Open leapway opened 1 month ago
Thank you for the work. It's great and it fills the blank.
I want to restore some chinese songs. As far as I'm concerned the training data of apollo is about english song stems and mixing. Would it be biased towards east asia songs? I tried the inferencing and figured out that there is slight bias heard in the output wave. Generally, the western songs mixing production is somehow more powerful and dynamic than asia songs. Then the repaired chinese song has more energy in their rythm parts. Maybe the repairing can be more soft for east asia songs.
I'm downloading the origin train data and will learn it. My question is, is the stems necessary in training data if the goal is just repairing final mixing songs? Can I just train with mixture?
And about hyperparameters, will you provide some advice if I do finetuning from your checkpoint? It's finetuning but may be a deep one actually. It will be appreciated if you might advice on training recipes. Maybe I will develop some more augmentations for song repairing. But I have few experience on training an audio model.
Thank you for bringing us this great audio restoration project. I'm training a vocal stem enhancement model on a single RTX 3090 in bfloat16 precision (which reduced the vram usage in half). In the paper you used 8 GPUs to train the model. How long did it take to train the model? Will I have to train for 8 times longer than you did because I'm using a single GPU? Also I think you forgot to remove your wandb api key from train.py
Also I recommend adding torch.cuda.empty_cache() in audio_litmodule.py, after self.validation_step_outputs.clear(), because after validation the vram usage was bigger than first epoch.
Thank you for your feedback! The training of this model took one week, and we trained for a total of 200 epochs. You’re right, I forgot to remove the wandb API key, and I have now taken care of it. Additionally, I’ve implemented your suggestion to add torch.cuda.empty_cache()
after self.validation_step_outputs.clear()
to reduce VRAM usage after validation. I appreciate your input and hope these adjustments will help improve your training process!

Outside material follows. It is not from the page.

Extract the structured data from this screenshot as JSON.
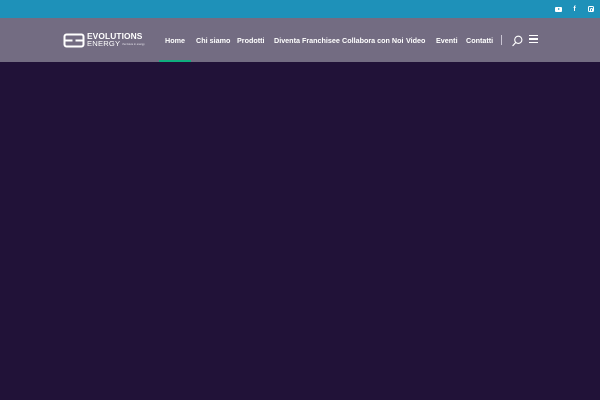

Thank you for the work. It's great and it fills the blank.
I want to restore some chinese songs. As far as I'm concerned the training data of apollo is about english song stems and mixing. Would it be biased towards east asia songs? I tried the inferencing and figured out that there is slight bias heard in the output wave. Generally, the western songs mixing production is somehow more powerful and dynamic than asia songs. Then the repaired chinese song has more energy in their rythm parts. Maybe the repairing can be more soft for east asia songs.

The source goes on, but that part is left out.